2. Questo fuoco si impadronì, per così dire, dell'altare. Il fuoco fu così acceso nella casa di Dio, che doveva continuare finché la casa fosse esistita, come abbiamo letto prima, Levitico 6:13. Anche questa era una cifra di buone cose a venire. Lo Spirito discese sugli apostoli nel fuoco (Atti 2:3), ratificando così il loro incarico, come di questo si è parlato qui fece per i sacerdoti. E la discesa di questo fuoco santo nelle nostre anime per accendere in esse affetti pii e devoti verso Dio, e un tale zelo santo che brucia la carne e le sue concupiscenze, è un segno certo della graziosa accettazione di Dio delle nostre persone e delle nostre prestazioni. Questo ridonda alla gloria di Dio che è l'opera della sua grazia in noi. Da questo sappiamo che dimoriamo in Dio, e Dio in noi, perché così ci ha dato del suo Spirito, 1Giovanni 4:13. D'ora in poi,
(1.) Tutti i loro sacrifici e incenso devono essere offerti con questo fuoco. Nota: Nulla va a Dio se non ciò che viene da lui. Dobbiamo avere la grazia, quel fuoco santo, dal Dio della grazia, altrimenti non possiamo servirlo in modo accettevole, Ebrei 12:28.
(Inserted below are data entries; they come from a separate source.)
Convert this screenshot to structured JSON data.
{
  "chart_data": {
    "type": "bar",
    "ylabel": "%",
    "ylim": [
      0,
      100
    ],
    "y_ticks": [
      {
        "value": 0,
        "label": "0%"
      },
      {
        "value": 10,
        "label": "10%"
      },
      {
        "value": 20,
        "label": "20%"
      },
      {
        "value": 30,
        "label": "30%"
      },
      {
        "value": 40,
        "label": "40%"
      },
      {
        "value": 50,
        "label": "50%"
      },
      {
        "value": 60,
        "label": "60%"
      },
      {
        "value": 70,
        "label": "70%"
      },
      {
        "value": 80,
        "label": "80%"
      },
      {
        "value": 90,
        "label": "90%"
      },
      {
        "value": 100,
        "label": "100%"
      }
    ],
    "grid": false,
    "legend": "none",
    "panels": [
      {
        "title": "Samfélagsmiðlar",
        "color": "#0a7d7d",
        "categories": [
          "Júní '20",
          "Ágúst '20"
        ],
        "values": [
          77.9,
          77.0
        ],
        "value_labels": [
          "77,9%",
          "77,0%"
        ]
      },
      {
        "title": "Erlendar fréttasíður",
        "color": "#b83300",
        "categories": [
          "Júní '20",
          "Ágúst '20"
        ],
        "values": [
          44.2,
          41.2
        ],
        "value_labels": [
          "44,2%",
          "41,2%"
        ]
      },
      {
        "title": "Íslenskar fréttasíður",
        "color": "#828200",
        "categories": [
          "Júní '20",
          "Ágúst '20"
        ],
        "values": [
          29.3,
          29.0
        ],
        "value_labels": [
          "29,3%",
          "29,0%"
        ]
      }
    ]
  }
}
(2.) I sacerdoti devono tenerlo acceso con una fornitura costante di combustibile, e il combustibile deve essere legna, il più pulito dei combustibili. Perciò coloro ai quali Dio ha dato la grazia devono stare attenti a non spegnere lo Spirito.
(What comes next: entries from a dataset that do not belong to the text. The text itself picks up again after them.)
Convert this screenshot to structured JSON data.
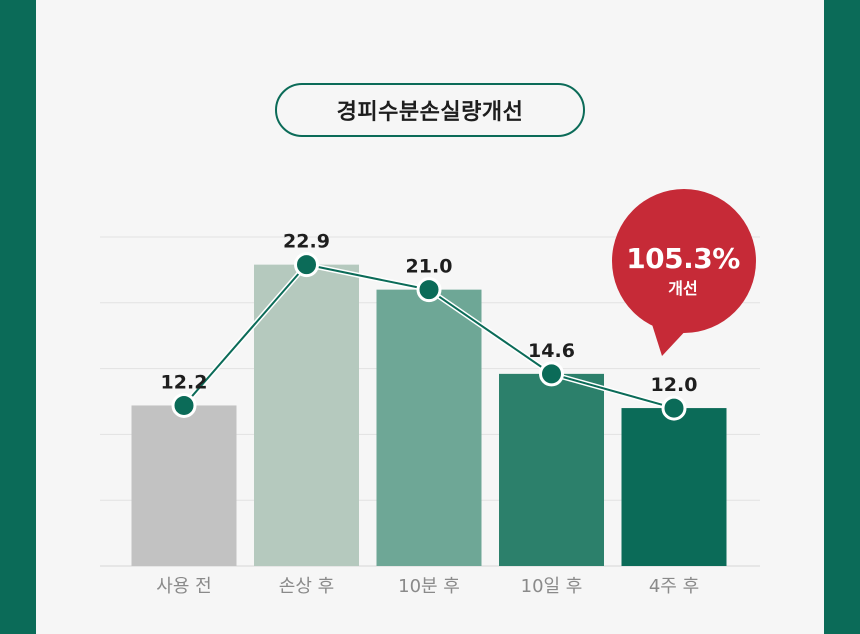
{
  "title": "경피수분손실량개선",
  "badge": {
    "value": "105.3%",
    "label": "개선",
    "color": "#c62a37"
  },
  "colors": {
    "frame": "#0b6b58",
    "panel": "#f6f6f6",
    "line": "#0b6b58",
    "bars": [
      "#c2c2c2",
      "#b5c9be",
      "#6ea796",
      "#2c806b",
      "#0b6b58"
    ]
  },
  "chart_data": {
    "type": "bar",
    "categories": [
      "사용 전",
      "손상 후",
      "10분 후",
      "10일 후",
      "4주 후"
    ],
    "values": [
      12.2,
      22.9,
      21.0,
      14.6,
      12.0
    ],
    "data_labels": [
      "12.2",
      "22.9",
      "21.0",
      "14.6",
      "12.0"
    ],
    "overlay": "line",
    "ylim": [
      0,
      25
    ],
    "grid": true,
    "legend": "none"
  }
}
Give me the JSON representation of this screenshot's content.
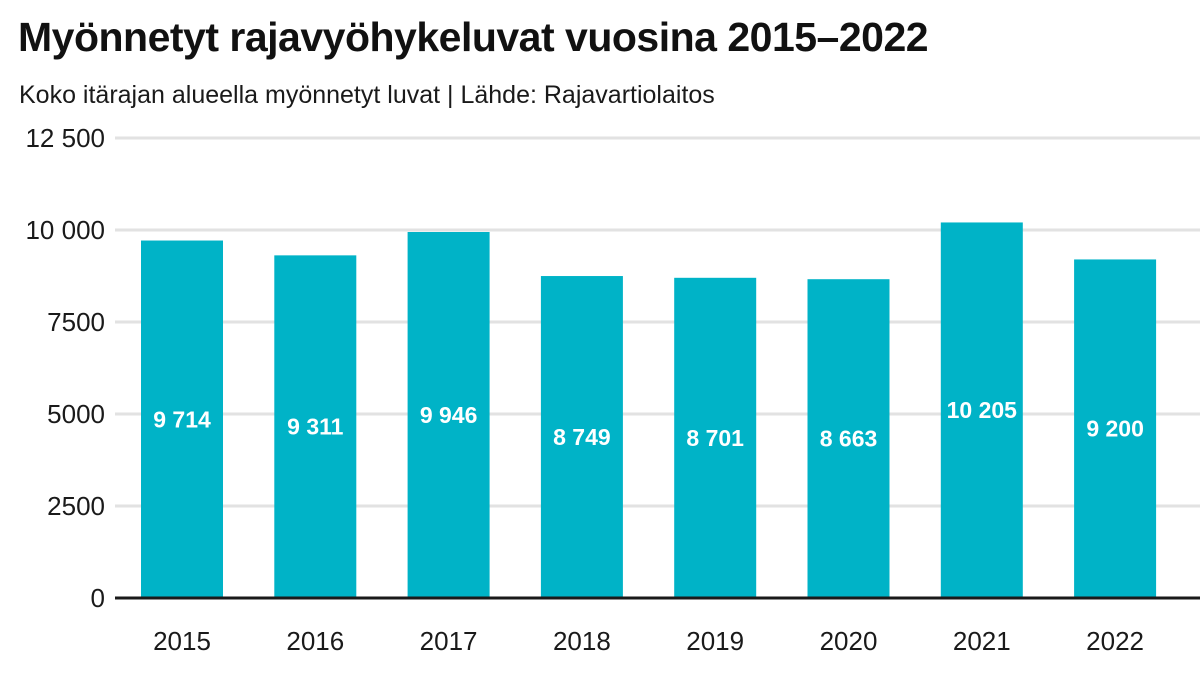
{
  "header": {
    "title": "Myönnetyt rajavyöhykeluvat vuosina 2015–2022",
    "subtitle": "Koko itärajan alueella myönnetyt luvat | Lähde: Rajavartiolaitos"
  },
  "chart_data": {
    "type": "bar",
    "title": "Myönnetyt rajavyöhykeluvat vuosina 2015–2022",
    "subtitle": "Koko itärajan alueella myönnetyt luvat | Lähde: Rajavartiolaitos",
    "xlabel": "",
    "ylabel": "",
    "categories": [
      "2015",
      "2016",
      "2017",
      "2018",
      "2019",
      "2020",
      "2021",
      "2022"
    ],
    "values": [
      9714,
      9311,
      9946,
      8749,
      8701,
      8663,
      10205,
      9200
    ],
    "value_labels": [
      "9 714",
      "9 311",
      "9 946",
      "8 749",
      "8 701",
      "8 663",
      "10 205",
      "9 200"
    ],
    "ylim": [
      0,
      12500
    ],
    "y_ticks": [
      0,
      2500,
      5000,
      7500,
      10000,
      12500
    ],
    "y_tick_labels": [
      "0",
      "2500",
      "5000",
      "7500",
      "10 000",
      "12 500"
    ],
    "grid": true,
    "legend": "none",
    "colors": {
      "bar": "#00b3c7",
      "grid": "#e2e2e2",
      "axis": "#1a1a1a",
      "value_label": "#ffffff"
    }
  }
}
III. Ci viene qui raccontato come il popolo fu colpito da questa scoperta della gloria e della grazia di Dio; l'hanno ricevuto,
1. Con la più grande gioia: Gridavano; così incitando se stessi e gli uni gli altri a un santo trionfo, nella certezza ora data loro che avevano Dio vicino a loro, che è detto della grandezza della loro nazione, Deuteronomio 4:7.
2. Con la più bassa riverenza: Si prostrarono con la faccia a terra, adorando umilmente la maestà di quel Dio che si è così degnato di manifestarsi a loro. Questo è un timore peccaminoso di Dio che ci allontana da lui; Un timore benevolo ci fa inchinare davanti a Lui. Per il momento si fecero ottime impressioni sulla loro mente, ma presto svanirono, come fanno comunemente coloro che sono fatti solo da ciò che è assennato; mentre gli influssi della fede sono durevoli.